# Handbook for Wireless Operators



## Kelvin ZL3KB (Nov 26, 2021)

Does anyone have a copy of this handbook from the 1950's please? I am after a photo of the pages detailing all the Q codes used at that time.
Thanks
Kelvin ZL3KB


----------



## djringjr (Feb 11, 2008)

A later version : handbook_for_radio_operators_v4.2 : R/O Don Edmondson : Free Download, Borrow, and Streaming : Internet Archive

73
DR 
N1EA


----------



## Kelvin ZL3KB (Nov 26, 2021)

djringjr said:


> A later version : handbook_for_radio_operators_v4.2 : R/O Don Edmondson : Free Download, Borrow, and Streaming : Internet Archive
> 
> 73
> DR
> N1EA


Excellent. Many thanks
Kelvin


----------



## searover.don (Oct 21, 2021)

Try this location, Kelvin. Not the '50s but 1961








handbook_for_radio_operators_v4.2 : R/O Don Edmondson : Free Download, Borrow, and Streaming : Internet Archive


Earlier version of scanning 1975 GPO Handbook for Radio Operators - v.4.21975 GPO Handbook for Radio Operators - v. 4.311975 GPO Handbook for Radio Operators...



archive.org


----------



## harry pennington (Aug 10, 2010)

Kelvin ZL3KB said:


> Does anyone have a copy of this handbook from the 1950's please? I am after a photo of the pages detailing all the Q codes used at that time.
> Thanks
> Kelvin ZL3KB


----------



## harry pennington (Aug 10, 2010)

I have a copy of the 1954 edition. Some 12 pages of Q codes


----------



## Ron Stringer (Mar 15, 2005)

harry pennington said:


> I have a copy of the 1954 edition. Some 12 pages of Q codes


That was in use when I took my 2nd Class PMG in 1959. Took the 1st Class in 1964 with a later version of the handbook. Have lost both over the years.


----------



## harry pennington (Aug 10, 2010)

Ron Stringer said:


> That was in use when I took my 2nd Class PMG in 1959. Took the 1st Class in 1964 with a later version of the handbook. Have lost both over the years.

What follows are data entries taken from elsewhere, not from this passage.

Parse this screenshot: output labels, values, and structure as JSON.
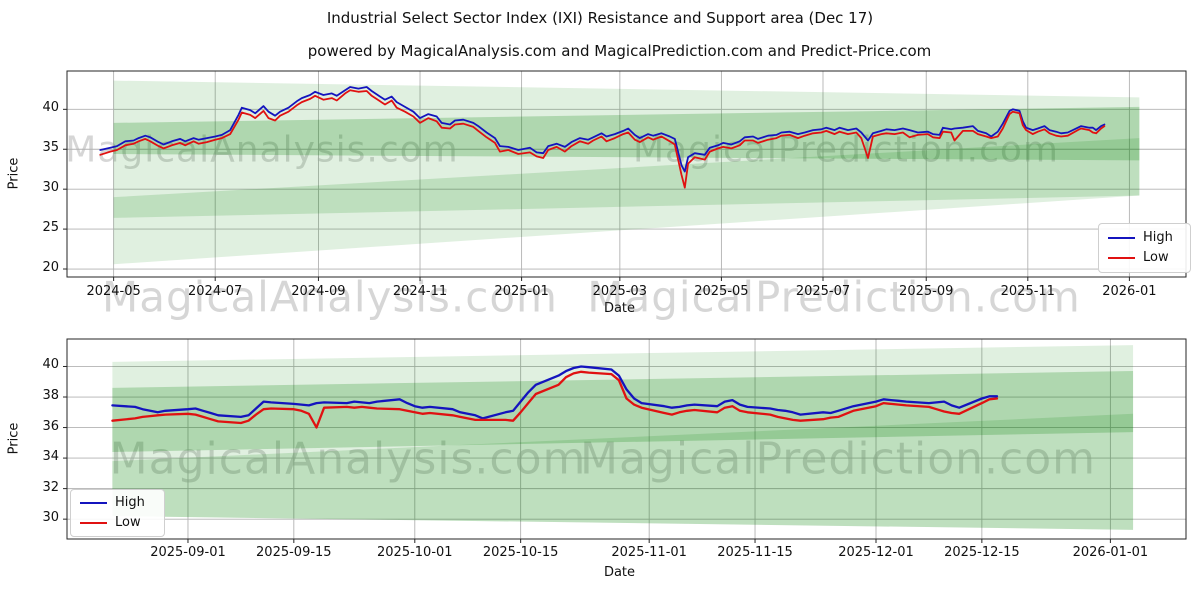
{
  "title": "Industrial Select Sector Index (IXI) Resistance and Support area (Dec 17)",
  "subtitle": "powered by MagicalAnalysis.com and MagicalPrediction.com and Predict-Price.com",
  "watermarks": {
    "analysis": "MagicalAnalysis.com",
    "prediction": "MagicalPrediction.com"
  },
  "colors": {
    "high": "#1414bE",
    "low": "#e01111",
    "band": "#008000",
    "grid": "#b2b2b2",
    "spine": "#262626",
    "watermark": "rgba(90,90,90,0.25)"
  },
  "chart_data": [
    {
      "type": "line",
      "title": "Industrial Select Sector Index (IXI) Resistance and Support area (Dec 17)",
      "xlabel": "Date",
      "ylabel": "Price",
      "legend": [
        "High",
        "Low"
      ],
      "legend_position": "center right",
      "grid": true,
      "ylim": [
        19.0,
        44.8
      ],
      "yticks": [
        20,
        25,
        30,
        35,
        40
      ],
      "xlim": [
        "2024-04-03",
        "2026-02-04"
      ],
      "xticks": [
        {
          "label": "2024-05",
          "date": "2024-05-01"
        },
        {
          "label": "2024-07",
          "date": "2024-07-01"
        },
        {
          "label": "2024-09",
          "date": "2024-09-01"
        },
        {
          "label": "2024-11",
          "date": "2024-11-01"
        },
        {
          "label": "2025-01",
          "date": "2025-01-01"
        },
        {
          "label": "2025-03",
          "date": "2025-03-01"
        },
        {
          "label": "2025-05",
          "date": "2025-05-01"
        },
        {
          "label": "2025-07",
          "date": "2025-07-01"
        },
        {
          "label": "2025-09",
          "date": "2025-09-01"
        },
        {
          "label": "2025-11",
          "date": "2025-11-01"
        },
        {
          "label": "2026-01",
          "date": "2026-01-01"
        }
      ],
      "bands": [
        {
          "x": [
            "2024-05-01",
            "2026-01-07"
          ],
          "top": [
            43.6,
            41.5
          ],
          "bottom": [
            20.6,
            29.2
          ],
          "opacity": 0.12
        },
        {
          "x": [
            "2024-05-01",
            "2026-01-07"
          ],
          "top": [
            38.3,
            40.3
          ],
          "bottom": [
            34.4,
            33.6
          ],
          "opacity": 0.22
        },
        {
          "x": [
            "2024-05-01",
            "2026-01-07"
          ],
          "top": [
            29.0,
            36.4
          ],
          "bottom": [
            26.4,
            29.2
          ],
          "opacity": 0.15
        }
      ],
      "dates": [
        "2024-04-23",
        "2024-04-29",
        "2024-05-03",
        "2024-05-08",
        "2024-05-13",
        "2024-05-16",
        "2024-05-20",
        "2024-05-23",
        "2024-05-28",
        "2024-05-31",
        "2024-06-05",
        "2024-06-10",
        "2024-06-13",
        "2024-06-18",
        "2024-06-21",
        "2024-06-26",
        "2024-07-01",
        "2024-07-05",
        "2024-07-10",
        "2024-07-15",
        "2024-07-17",
        "2024-07-22",
        "2024-07-25",
        "2024-07-30",
        "2024-08-02",
        "2024-08-06",
        "2024-08-09",
        "2024-08-14",
        "2024-08-19",
        "2024-08-22",
        "2024-08-27",
        "2024-08-30",
        "2024-09-04",
        "2024-09-09",
        "2024-09-12",
        "2024-09-17",
        "2024-09-20",
        "2024-09-25",
        "2024-09-30",
        "2024-10-03",
        "2024-10-08",
        "2024-10-11",
        "2024-10-15",
        "2024-10-18",
        "2024-10-23",
        "2024-10-28",
        "2024-11-01",
        "2024-11-06",
        "2024-11-11",
        "2024-11-14",
        "2024-11-19",
        "2024-11-22",
        "2024-11-27",
        "2024-12-03",
        "2024-12-06",
        "2024-12-11",
        "2024-12-16",
        "2024-12-19",
        "2024-12-24",
        "2024-12-30",
        "2025-01-06",
        "2025-01-10",
        "2025-01-14",
        "2025-01-17",
        "2025-01-22",
        "2025-01-27",
        "2025-01-31",
        "2025-02-05",
        "2025-02-10",
        "2025-02-13",
        "2025-02-18",
        "2025-02-21",
        "2025-02-26",
        "2025-03-03",
        "2025-03-06",
        "2025-03-10",
        "2025-03-13",
        "2025-03-18",
        "2025-03-21",
        "2025-03-26",
        "2025-03-31",
        "2025-04-03",
        "2025-04-07",
        "2025-04-09",
        "2025-04-11",
        "2025-04-15",
        "2025-04-21",
        "2025-04-24",
        "2025-04-29",
        "2025-05-02",
        "2025-05-07",
        "2025-05-12",
        "2025-05-15",
        "2025-05-20",
        "2025-05-23",
        "2025-05-29",
        "2025-06-03",
        "2025-06-06",
        "2025-06-11",
        "2025-06-16",
        "2025-06-20",
        "2025-06-25",
        "2025-06-30",
        "2025-07-03",
        "2025-07-08",
        "2025-07-11",
        "2025-07-16",
        "2025-07-21",
        "2025-07-24",
        "2025-07-28",
        "2025-07-31",
        "2025-08-05",
        "2025-08-08",
        "2025-08-13",
        "2025-08-18",
        "2025-08-22",
        "2025-08-27",
        "2025-09-02",
        "2025-09-05",
        "2025-09-09",
        "2025-09-11",
        "2025-09-16",
        "2025-09-18",
        "2025-09-23",
        "2025-09-29",
        "2025-10-02",
        "2025-10-07",
        "2025-10-10",
        "2025-10-14",
        "2025-10-17",
        "2025-10-21",
        "2025-10-23",
        "2025-10-27",
        "2025-10-29",
        "2025-10-31",
        "2025-11-04",
        "2025-11-07",
        "2025-11-11",
        "2025-11-14",
        "2025-11-18",
        "2025-11-21",
        "2025-11-25",
        "2025-12-01",
        "2025-12-03",
        "2025-12-08",
        "2025-12-10",
        "2025-12-12",
        "2025-12-15",
        "2025-12-17"
      ],
      "high": [
        34.9,
        35.2,
        35.4,
        36.0,
        36.1,
        36.4,
        36.7,
        36.5,
        35.9,
        35.6,
        36.0,
        36.3,
        36.0,
        36.4,
        36.2,
        36.4,
        36.6,
        36.8,
        37.4,
        39.3,
        40.2,
        39.9,
        39.5,
        40.4,
        39.7,
        39.2,
        39.7,
        40.2,
        41.0,
        41.4,
        41.8,
        42.2,
        41.8,
        42.0,
        41.7,
        42.4,
        42.8,
        42.6,
        42.8,
        42.3,
        41.6,
        41.2,
        41.6,
        40.9,
        40.3,
        39.7,
        38.9,
        39.4,
        39.1,
        38.3,
        38.1,
        38.6,
        38.7,
        38.3,
        37.9,
        37.1,
        36.4,
        35.4,
        35.3,
        34.9,
        35.2,
        34.6,
        34.5,
        35.4,
        35.7,
        35.3,
        35.9,
        36.4,
        36.2,
        36.5,
        37.0,
        36.6,
        36.9,
        37.3,
        37.6,
        36.8,
        36.4,
        36.9,
        36.7,
        37.0,
        36.6,
        36.3,
        33.0,
        32.2,
        34.0,
        34.5,
        34.3,
        35.2,
        35.5,
        35.8,
        35.6,
        36.0,
        36.5,
        36.6,
        36.3,
        36.7,
        36.8,
        37.1,
        37.2,
        36.9,
        37.1,
        37.4,
        37.5,
        37.7,
        37.4,
        37.7,
        37.4,
        37.6,
        37.1,
        36.1,
        37.0,
        37.3,
        37.5,
        37.4,
        37.6,
        37.4,
        37.1,
        37.2,
        36.9,
        36.8,
        37.7,
        37.5,
        37.6,
        37.7,
        37.9,
        37.3,
        37.0,
        36.6,
        37.2,
        38.2,
        39.8,
        40.0,
        39.8,
        38.5,
        37.7,
        37.4,
        37.6,
        37.9,
        37.4,
        37.2,
        37.0,
        37.1,
        37.7,
        37.9,
        37.7,
        37.7,
        37.4,
        37.9,
        38.1
      ],
      "low": [
        34.3,
        34.7,
        34.9,
        35.5,
        35.7,
        36.0,
        36.3,
        36.0,
        35.4,
        35.1,
        35.5,
        35.8,
        35.5,
        36.0,
        35.7,
        35.9,
        36.2,
        36.4,
        36.9,
        38.7,
        39.6,
        39.3,
        38.9,
        39.8,
        38.9,
        38.6,
        39.2,
        39.7,
        40.5,
        40.9,
        41.3,
        41.7,
        41.2,
        41.4,
        41.1,
        42.0,
        42.4,
        42.2,
        42.3,
        41.7,
        41.0,
        40.6,
        41.1,
        40.2,
        39.7,
        39.1,
        38.3,
        38.9,
        38.5,
        37.7,
        37.6,
        38.1,
        38.2,
        37.8,
        37.3,
        36.5,
        35.8,
        34.7,
        34.9,
        34.4,
        34.6,
        34.1,
        33.9,
        34.9,
        35.3,
        34.7,
        35.4,
        36.0,
        35.7,
        36.1,
        36.6,
        36.0,
        36.4,
        36.9,
        37.1,
        36.2,
        35.9,
        36.5,
        36.2,
        36.6,
        36.0,
        35.6,
        31.8,
        30.2,
        33.2,
        34.0,
        33.7,
        34.7,
        35.1,
        35.3,
        35.1,
        35.5,
        36.1,
        36.1,
        35.8,
        36.2,
        36.4,
        36.7,
        36.8,
        36.4,
        36.7,
        37.0,
        37.1,
        37.3,
        36.9,
        37.2,
        36.9,
        37.1,
        36.4,
        33.9,
        36.6,
        36.9,
        37.0,
        36.9,
        37.1,
        36.5,
        36.8,
        36.9,
        36.5,
        36.4,
        37.2,
        37.1,
        36.1,
        37.3,
        37.3,
        36.9,
        36.6,
        36.4,
        36.6,
        37.6,
        39.4,
        39.7,
        39.5,
        38.0,
        37.4,
        36.9,
        37.2,
        37.5,
        37.0,
        36.7,
        36.6,
        36.7,
        37.4,
        37.6,
        37.4,
        37.1,
        37.0,
        37.6,
        37.9
      ]
    },
    {
      "type": "line",
      "xlabel": "Date",
      "ylabel": "Price",
      "legend": [
        "High",
        "Low"
      ],
      "legend_position": "lower left",
      "grid": true,
      "ylim": [
        28.7,
        41.8
      ],
      "yticks": [
        30,
        32,
        34,
        36,
        38,
        40
      ],
      "xlim": [
        "2025-08-16",
        "2026-01-11"
      ],
      "xticks": [
        {
          "label": "2025-09-01",
          "date": "2025-09-01"
        },
        {
          "label": "2025-09-15",
          "date": "2025-09-15"
        },
        {
          "label": "2025-10-01",
          "date": "2025-10-01"
        },
        {
          "label": "2025-10-15",
          "date": "2025-10-15"
        },
        {
          "label": "2025-11-01",
          "date": "2025-11-01"
        },
        {
          "label": "2025-11-15",
          "date": "2025-11-15"
        },
        {
          "label": "2025-12-01",
          "date": "2025-12-01"
        },
        {
          "label": "2025-12-15",
          "date": "2025-12-15"
        },
        {
          "label": "2026-01-01",
          "date": "2026-01-01"
        }
      ],
      "bands": [
        {
          "x": [
            "2025-08-22",
            "2026-01-04"
          ],
          "top": [
            40.3,
            41.4
          ],
          "bottom": [
            30.2,
            29.3
          ],
          "opacity": 0.12
        },
        {
          "x": [
            "2025-08-22",
            "2026-01-04"
          ],
          "top": [
            38.6,
            39.7
          ],
          "bottom": [
            34.4,
            35.7
          ],
          "opacity": 0.22
        },
        {
          "x": [
            "2025-08-22",
            "2026-01-04"
          ],
          "top": [
            33.8,
            36.9
          ],
          "bottom": [
            30.2,
            29.3
          ],
          "opacity": 0.15
        }
      ],
      "dates": [
        "2025-08-22",
        "2025-08-25",
        "2025-08-26",
        "2025-08-27",
        "2025-08-28",
        "2025-08-29",
        "2025-09-01",
        "2025-09-02",
        "2025-09-03",
        "2025-09-04",
        "2025-09-05",
        "2025-09-08",
        "2025-09-09",
        "2025-09-10",
        "2025-09-11",
        "2025-09-12",
        "2025-09-15",
        "2025-09-16",
        "2025-09-17",
        "2025-09-18",
        "2025-09-19",
        "2025-09-22",
        "2025-09-23",
        "2025-09-24",
        "2025-09-25",
        "2025-09-26",
        "2025-09-29",
        "2025-09-30",
        "2025-10-01",
        "2025-10-02",
        "2025-10-03",
        "2025-10-06",
        "2025-10-07",
        "2025-10-08",
        "2025-10-09",
        "2025-10-10",
        "2025-10-13",
        "2025-10-14",
        "2025-10-15",
        "2025-10-16",
        "2025-10-17",
        "2025-10-20",
        "2025-10-21",
        "2025-10-22",
        "2025-10-23",
        "2025-10-24",
        "2025-10-27",
        "2025-10-28",
        "2025-10-29",
        "2025-10-30",
        "2025-10-31",
        "2025-11-03",
        "2025-11-04",
        "2025-11-05",
        "2025-11-06",
        "2025-11-07",
        "2025-11-10",
        "2025-11-11",
        "2025-11-12",
        "2025-11-13",
        "2025-11-14",
        "2025-11-17",
        "2025-11-18",
        "2025-11-19",
        "2025-11-20",
        "2025-11-21",
        "2025-11-24",
        "2025-11-25",
        "2025-11-26",
        "2025-11-28",
        "2025-12-01",
        "2025-12-02",
        "2025-12-03",
        "2025-12-04",
        "2025-12-05",
        "2025-12-08",
        "2025-12-09",
        "2025-12-10",
        "2025-12-11",
        "2025-12-12",
        "2025-12-15",
        "2025-12-16",
        "2025-12-17"
      ],
      "high": [
        37.45,
        37.35,
        37.2,
        37.1,
        37.0,
        37.1,
        37.2,
        37.25,
        37.1,
        36.95,
        36.8,
        36.7,
        36.8,
        37.25,
        37.7,
        37.65,
        37.55,
        37.5,
        37.45,
        37.6,
        37.65,
        37.6,
        37.7,
        37.65,
        37.6,
        37.7,
        37.85,
        37.6,
        37.4,
        37.3,
        37.35,
        37.2,
        37.0,
        36.9,
        36.8,
        36.6,
        37.0,
        37.1,
        37.7,
        38.3,
        38.8,
        39.4,
        39.7,
        39.9,
        40.0,
        39.95,
        39.8,
        39.4,
        38.5,
        37.9,
        37.6,
        37.4,
        37.3,
        37.35,
        37.45,
        37.5,
        37.4,
        37.7,
        37.8,
        37.5,
        37.35,
        37.25,
        37.15,
        37.1,
        37.0,
        36.85,
        37.0,
        36.95,
        37.1,
        37.4,
        37.7,
        37.85,
        37.8,
        37.75,
        37.7,
        37.6,
        37.65,
        37.7,
        37.45,
        37.3,
        37.9,
        38.05,
        38.05
      ],
      "low": [
        36.45,
        36.6,
        36.7,
        36.75,
        36.8,
        36.85,
        36.9,
        36.85,
        36.7,
        36.55,
        36.4,
        36.3,
        36.45,
        36.85,
        37.2,
        37.25,
        37.2,
        37.1,
        36.9,
        36.0,
        37.3,
        37.35,
        37.3,
        37.35,
        37.3,
        37.25,
        37.2,
        37.1,
        37.0,
        36.9,
        36.95,
        36.8,
        36.7,
        36.6,
        36.5,
        36.5,
        36.5,
        36.45,
        37.0,
        37.6,
        38.2,
        38.8,
        39.3,
        39.55,
        39.65,
        39.6,
        39.5,
        39.1,
        37.9,
        37.5,
        37.3,
        36.95,
        36.85,
        37.0,
        37.1,
        37.15,
        37.0,
        37.3,
        37.4,
        37.1,
        37.0,
        36.85,
        36.7,
        36.6,
        36.5,
        36.45,
        36.55,
        36.65,
        36.7,
        37.1,
        37.4,
        37.6,
        37.55,
        37.5,
        37.45,
        37.35,
        37.2,
        37.05,
        36.95,
        36.9,
        37.6,
        37.85,
        37.9
      ]
    }
  ]
}
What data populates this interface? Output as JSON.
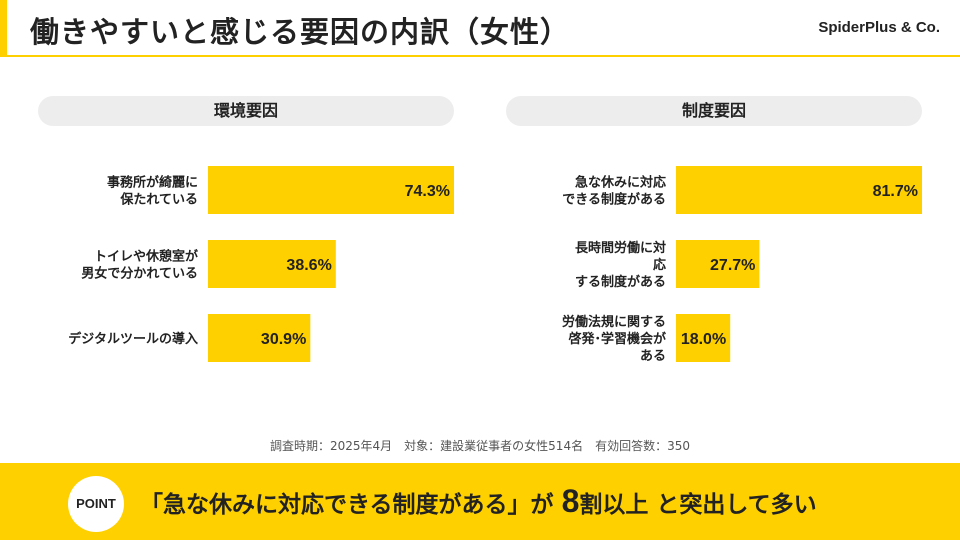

I took my 1st class in 59 at brooks bar. You must have been there the same time.Regards Harry


----------



## harry pennington (Aug 10, 2010)

Kelvin ZL3KB said:


> Does anyone have a copy of this handbook from the 1950's please? I am after a photo of the pages detailing all the Q codes used at that time.
> Thanks
> Kelvin ZL3KB


----------



## harry pennington (Aug 10, 2010)

Q codes.


----------



## harry pennington (Aug 10, 2010)

Kelvin ZL3KB said:


> Does anyone have a copy of this handbook from the 1950's please? I am after a photo of the pages detailing all the Q codes used at that time.
> Thanks
> Kelvin ZL3KB


Hope you can read these. Regards Harry


----------



## R651400 (Jun 18, 2005)

I took my PmG2 in 1956 with above Handbook and the only thing that changed with later versions was the title moved from Wireless to Radio Operator but the Q codes QRA to QUZ remained the same..


----------



## harry pennington (Aug 10, 2010)

R651400 said:


> I took my PmG2 in 1956 with above Handbook and the only thing that changed with later versions was the title moved from Wireless to Radio Operator but the Q codes QRA to QUZ remained the same..


Hi, it’s the only paper work I kept Of the time at sea, 1954 to 1963. The one thing i Wished I’d done was to keep a record of the call signs. Cheers


----------



## Jumbuk34 (Mar 27, 2019)

Hi I started at Southampton Uni with the same Handbook and also wish I could remember the call signs of all the ships I was on except for RFA Gold Ranger/GWKX


----------



## harry pennington (Aug 10, 2010)

Jumbuk34 said:


> Hi I started at Southampton Uni with the same Handbook and also wish I could remember the call signs of all the ships I was on except for RFA Gold Ranger/GWKX


When I said it was the only paperwork I kept, that was printed book. I did keep a log of Dates and ports of call on every trip


----------